Olympic gold medal boxer Lennox Lewis made sure he was available to watch Mandy Bujold win one of her last local fights before Rio 2016. 

"I'm a big supporter of [Bujold]," Lewis told CBC Sports at the event in Toronto's Masonic Temple. He expects her to do well in Brazil come August.

"She's got a lot of tough competition but you know, I had a lot of tough competition when I went to the Olympics," Lewis said. "It's all in the mind set. She's definitely got the great mind set for going into the ring. And into Rio."

Capitalizing on Bujold

Canada hasn't won an Olympic boxing medal since 1996 when David Defiagbo won silver in Atlanta. Lewis, born in Britain but raised in Canada, won a gold medal wearing the maple leaf in Seoul in 1988.

Lewis says it's events like "Brawl in the Hall" – aptly named as it was held in the building's Concert Hall where the likes of Bob Dylan, James Brown and Led Zepplin have performed – that have the potential to change Canada's low medal counts in boxing.

More local fights highlight home grown talent; something important in pushing the sport especially while it's got a talent like 28-year-old Bujold. 

"When I was around it was like a full team; we had 12 participants," Lewis said, referencing the 1984 and 1988 Olympic Games. "Now going to the Olympics representing Canada, there's like three, four people.
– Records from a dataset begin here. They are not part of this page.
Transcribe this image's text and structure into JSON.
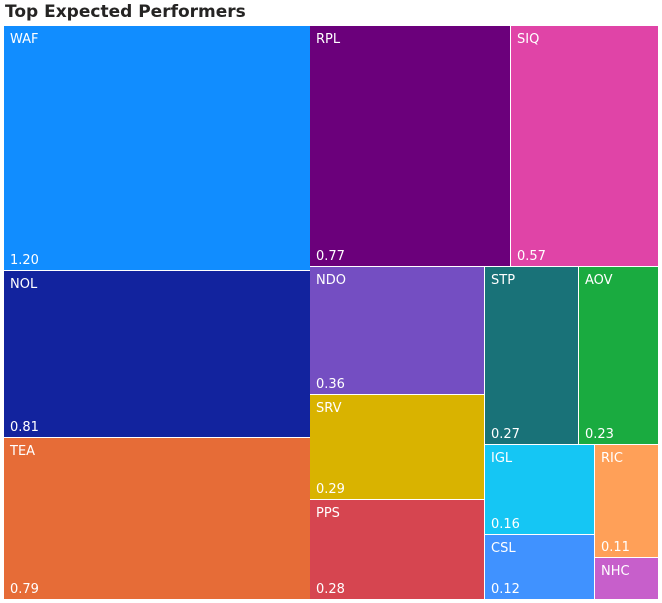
{
  "chart_data": {
    "type": "treemap",
    "title": "Top Expected Performers",
    "items": [
      {
        "name": "WAF",
        "value": 1.2,
        "label": "1.20",
        "color": "#118DFF"
      },
      {
        "name": "RPL",
        "value": 0.77,
        "label": "0.77",
        "color": "#6B007B"
      },
      {
        "name": "SIQ",
        "value": 0.57,
        "label": "0.57",
        "color": "#E044A7"
      },
      {
        "name": "NOL",
        "value": 0.81,
        "label": "0.81",
        "color": "#12239E"
      },
      {
        "name": "TEA",
        "value": 0.79,
        "label": "0.79",
        "color": "#E66C37"
      },
      {
        "name": "NDO",
        "value": 0.36,
        "label": "0.36",
        "color": "#744EC2"
      },
      {
        "name": "STP",
        "value": 0.27,
        "label": "0.27",
        "color": "#197278"
      },
      {
        "name": "AOV",
        "value": 0.23,
        "label": "0.23",
        "color": "#1AAB40"
      },
      {
        "name": "SRV",
        "value": 0.29,
        "label": "0.29",
        "color": "#D9B300"
      },
      {
        "name": "PPS",
        "value": 0.28,
        "label": "0.28",
        "color": "#D64550"
      },
      {
        "name": "IGL",
        "value": 0.16,
        "label": "0.16",
        "color": "#15C6F4"
      },
      {
        "name": "RIC",
        "value": 0.11,
        "label": "0.11",
        "color": "#FFA058"
      },
      {
        "name": "CSL",
        "value": 0.12,
        "label": "0.12",
        "color": "#4092FF"
      },
      {
        "name": "NHC",
        "value": null,
        "label": "",
        "color": "#C75FCB"
      }
    ]
  }
}
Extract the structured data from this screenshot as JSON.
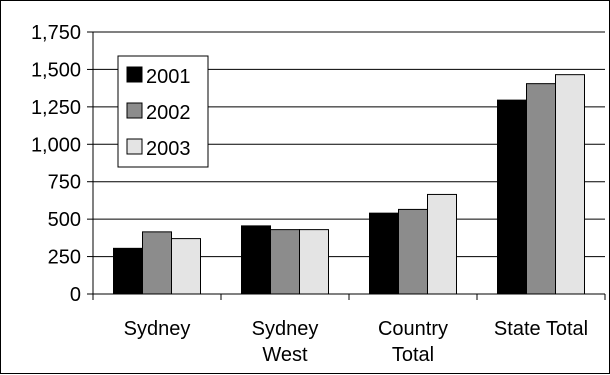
{
  "chart_data": {
    "type": "bar",
    "title": "",
    "xlabel": "",
    "ylabel": "",
    "ylim": [
      0,
      1750
    ],
    "yticks": [
      0,
      250,
      500,
      750,
      1000,
      1250,
      1500,
      1750
    ],
    "ytick_labels": [
      "0",
      "250",
      "500",
      "750",
      "1,000",
      "1,250",
      "1,500",
      "1,750"
    ],
    "grid": true,
    "legend_position": "top-left",
    "categories": [
      [
        "Sydney"
      ],
      [
        "Sydney",
        "West"
      ],
      [
        "Country",
        "Total"
      ],
      [
        "State Total"
      ]
    ],
    "series": [
      {
        "name": "2001",
        "color": "#000000",
        "values": [
          305,
          455,
          540,
          1295
        ]
      },
      {
        "name": "2002",
        "color": "#8c8c8c",
        "values": [
          415,
          430,
          565,
          1405
        ]
      },
      {
        "name": "2003",
        "color": "#e4e4e4",
        "values": [
          370,
          430,
          665,
          1465
        ]
      }
    ]
  }
}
It's ridiculous what's happening."

Enter Bujold, another Olympic talent coming out of Kitchener, Ont., which is the same place Lewis grew up. He says now is the time to capitalize on that talent to foster even more.
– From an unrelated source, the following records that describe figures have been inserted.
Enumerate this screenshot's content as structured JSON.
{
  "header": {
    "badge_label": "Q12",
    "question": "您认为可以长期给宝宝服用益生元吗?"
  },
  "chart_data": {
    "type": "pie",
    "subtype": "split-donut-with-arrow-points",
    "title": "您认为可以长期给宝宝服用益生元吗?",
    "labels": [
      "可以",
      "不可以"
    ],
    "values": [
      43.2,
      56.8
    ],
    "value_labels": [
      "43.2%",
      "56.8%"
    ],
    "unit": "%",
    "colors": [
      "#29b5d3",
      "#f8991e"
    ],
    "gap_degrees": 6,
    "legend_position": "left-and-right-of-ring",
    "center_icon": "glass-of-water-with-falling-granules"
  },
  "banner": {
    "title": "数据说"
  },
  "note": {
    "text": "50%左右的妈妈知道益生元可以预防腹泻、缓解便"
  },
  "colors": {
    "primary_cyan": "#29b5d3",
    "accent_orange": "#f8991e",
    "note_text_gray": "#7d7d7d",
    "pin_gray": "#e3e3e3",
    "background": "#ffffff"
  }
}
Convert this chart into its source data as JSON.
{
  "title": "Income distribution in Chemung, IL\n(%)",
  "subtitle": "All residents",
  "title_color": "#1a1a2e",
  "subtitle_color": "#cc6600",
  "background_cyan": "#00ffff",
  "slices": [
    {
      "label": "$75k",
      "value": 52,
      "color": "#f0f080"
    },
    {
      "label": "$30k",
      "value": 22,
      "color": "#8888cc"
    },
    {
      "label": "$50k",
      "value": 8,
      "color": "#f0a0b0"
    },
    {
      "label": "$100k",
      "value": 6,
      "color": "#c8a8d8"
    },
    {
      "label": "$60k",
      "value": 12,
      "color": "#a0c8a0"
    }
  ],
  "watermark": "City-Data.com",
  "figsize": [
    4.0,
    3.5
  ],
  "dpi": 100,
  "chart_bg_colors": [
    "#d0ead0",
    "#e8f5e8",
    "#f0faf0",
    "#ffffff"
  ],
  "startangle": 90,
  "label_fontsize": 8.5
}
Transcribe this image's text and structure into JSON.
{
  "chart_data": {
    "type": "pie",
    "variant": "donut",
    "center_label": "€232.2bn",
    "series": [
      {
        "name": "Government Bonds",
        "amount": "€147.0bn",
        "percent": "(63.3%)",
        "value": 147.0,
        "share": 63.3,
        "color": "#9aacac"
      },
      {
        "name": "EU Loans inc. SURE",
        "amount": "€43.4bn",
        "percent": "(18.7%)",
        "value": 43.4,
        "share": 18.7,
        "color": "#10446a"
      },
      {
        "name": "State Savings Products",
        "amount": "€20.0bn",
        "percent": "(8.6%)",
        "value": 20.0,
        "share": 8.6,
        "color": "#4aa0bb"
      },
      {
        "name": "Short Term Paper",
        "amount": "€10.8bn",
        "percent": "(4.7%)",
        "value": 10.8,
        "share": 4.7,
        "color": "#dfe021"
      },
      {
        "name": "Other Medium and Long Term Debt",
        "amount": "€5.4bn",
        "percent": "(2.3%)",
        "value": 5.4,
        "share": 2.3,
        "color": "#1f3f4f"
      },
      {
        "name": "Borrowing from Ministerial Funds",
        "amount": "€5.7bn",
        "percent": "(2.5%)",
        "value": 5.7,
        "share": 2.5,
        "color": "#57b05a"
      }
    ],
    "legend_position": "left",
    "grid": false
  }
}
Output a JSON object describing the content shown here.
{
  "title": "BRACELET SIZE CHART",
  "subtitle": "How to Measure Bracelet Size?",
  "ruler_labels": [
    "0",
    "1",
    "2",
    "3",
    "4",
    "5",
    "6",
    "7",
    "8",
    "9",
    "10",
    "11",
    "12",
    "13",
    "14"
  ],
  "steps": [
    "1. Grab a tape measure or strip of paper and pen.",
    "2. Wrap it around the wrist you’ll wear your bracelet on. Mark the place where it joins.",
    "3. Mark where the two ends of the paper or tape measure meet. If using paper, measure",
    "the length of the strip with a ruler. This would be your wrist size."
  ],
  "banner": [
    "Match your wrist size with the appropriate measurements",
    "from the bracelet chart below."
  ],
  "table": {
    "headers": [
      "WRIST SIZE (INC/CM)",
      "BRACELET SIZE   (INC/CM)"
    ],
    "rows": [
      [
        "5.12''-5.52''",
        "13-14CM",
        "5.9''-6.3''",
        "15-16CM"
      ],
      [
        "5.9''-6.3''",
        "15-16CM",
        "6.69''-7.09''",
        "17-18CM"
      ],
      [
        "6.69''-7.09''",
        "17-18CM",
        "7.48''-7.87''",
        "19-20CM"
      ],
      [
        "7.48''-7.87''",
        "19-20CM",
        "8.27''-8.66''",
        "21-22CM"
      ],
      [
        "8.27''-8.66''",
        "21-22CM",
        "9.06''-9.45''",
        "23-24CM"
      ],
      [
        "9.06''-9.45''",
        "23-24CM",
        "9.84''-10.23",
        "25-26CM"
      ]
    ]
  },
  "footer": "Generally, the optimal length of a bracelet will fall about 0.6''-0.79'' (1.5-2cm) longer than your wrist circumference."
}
"I want to promote boxing in Kitchener and the Toronto areas because I feel that people would be very receptive to it because of Mandy, because of me, because of the local talent," he said of potential future plans for his promotion company Global Legacy. "There must be something in the water creating a lot of great fighters from these areas.
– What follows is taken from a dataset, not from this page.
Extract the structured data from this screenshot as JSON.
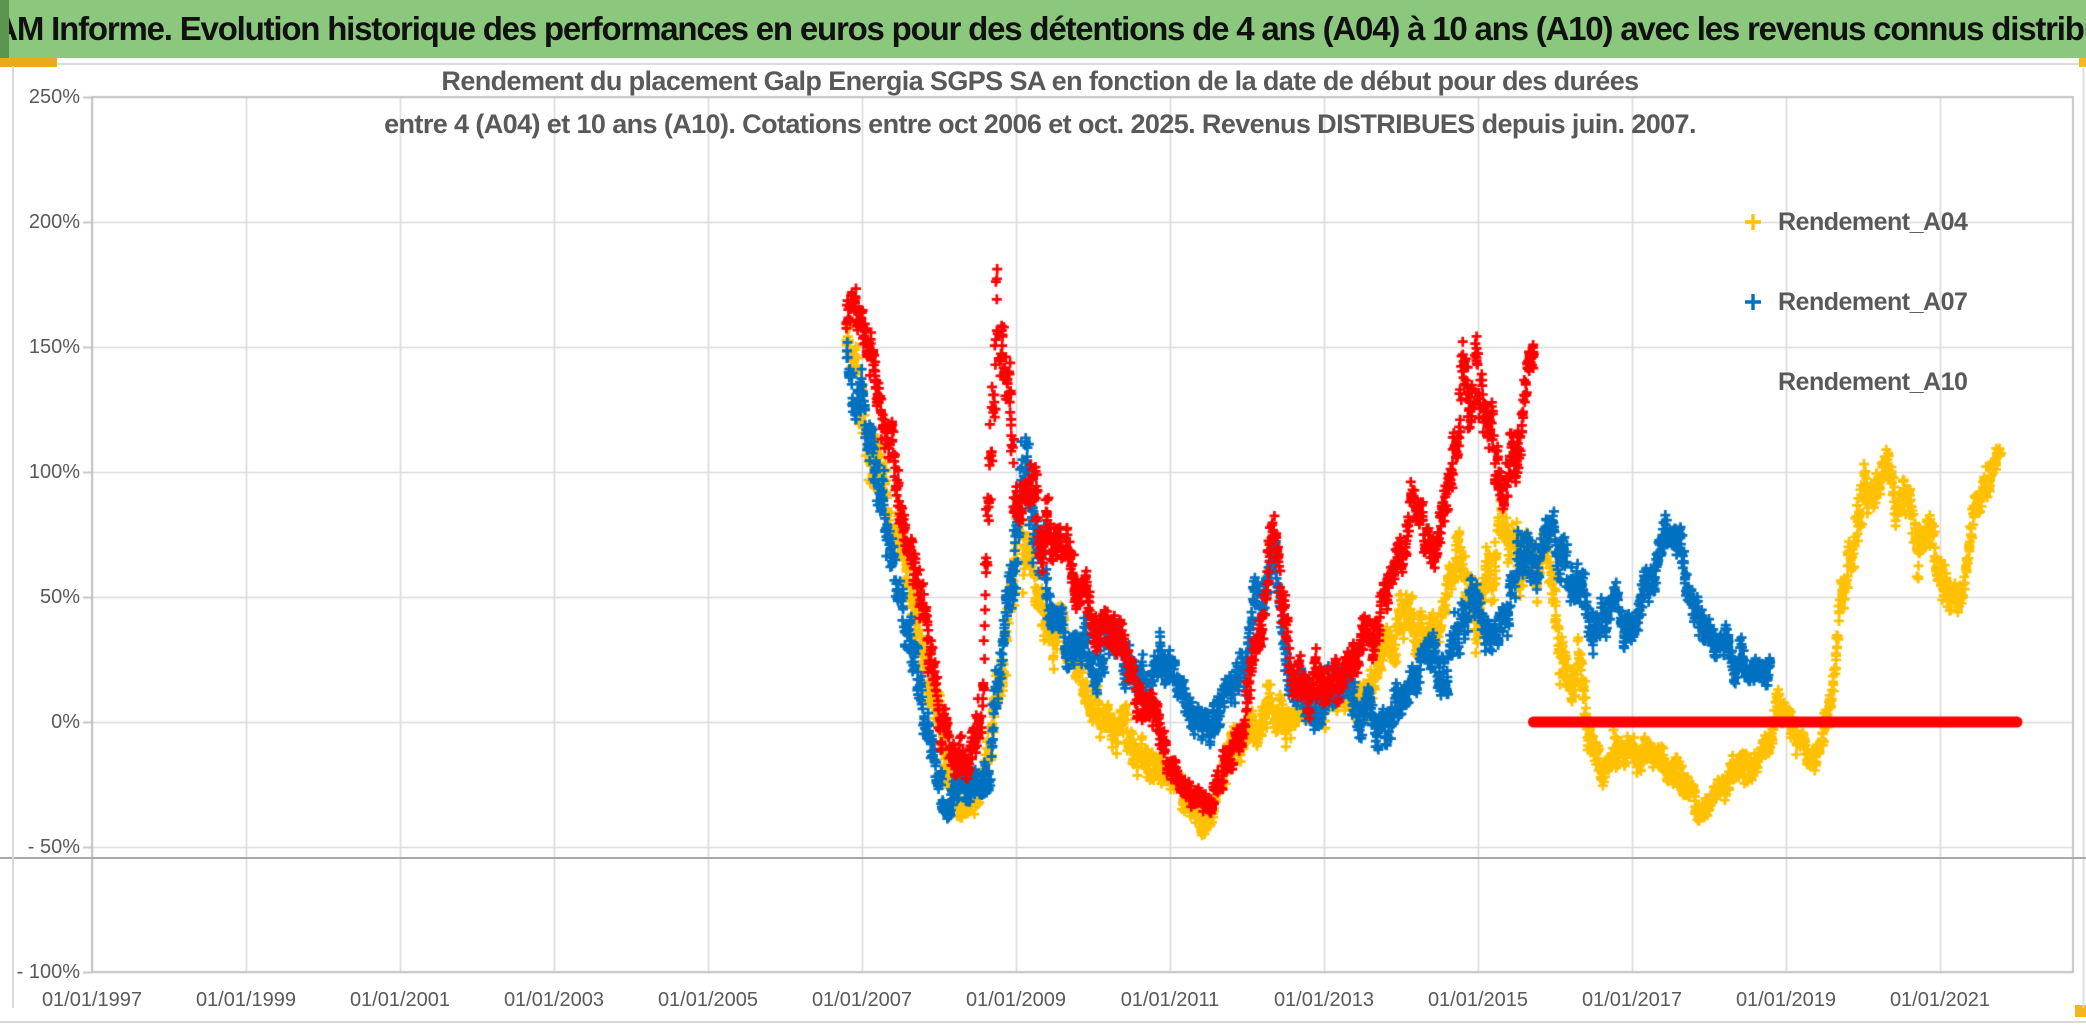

"So I feel it's important to put some good boxing shows so people can actually come out and enjoy it live like we are today."

Getting to fight an Olympian

The crowd definitely got an intimate experience in Toronto; the venue overflowed from downstairs up into balcony seating.

"This is the first time I've fought in Toronto or locally in a while," Bujold said. "So I had about 100 people come out from Kitchener and just my friends from here in Toronto because it was so local."

"I actually think it's very awesome for a boxing venue; it's very imitate and brings everybody closer to the ring which makes for a great atmosphere for boxing."

Bujold already qualified for Rio 2016, so the fight held an entirely different meaning for her opponent, 18-year-old Bianca Paquin.

The possibility for a high school senior to fight against one of the best boxers in the world is exactly the kind of excitement Lewis argues local tournaments create.

"She threw a lot of flurries and she slipped really well. She hit hard," Paquin said of the learning experience. "My movement came into play because when I was moving around I found I got hit a lot less and I was slipping some of her punches so it worked to my benefit.

"I got a lot to work on when I go back home. I can only improve."

Paquin agreed fighting against Bujold will likely be one of the formative experiences in her journey to Tokyo 2020.

"She's definitely an up and coming fighter," Bujold said of her young opponent.

"In four years it's going to be really interesting to see her compete."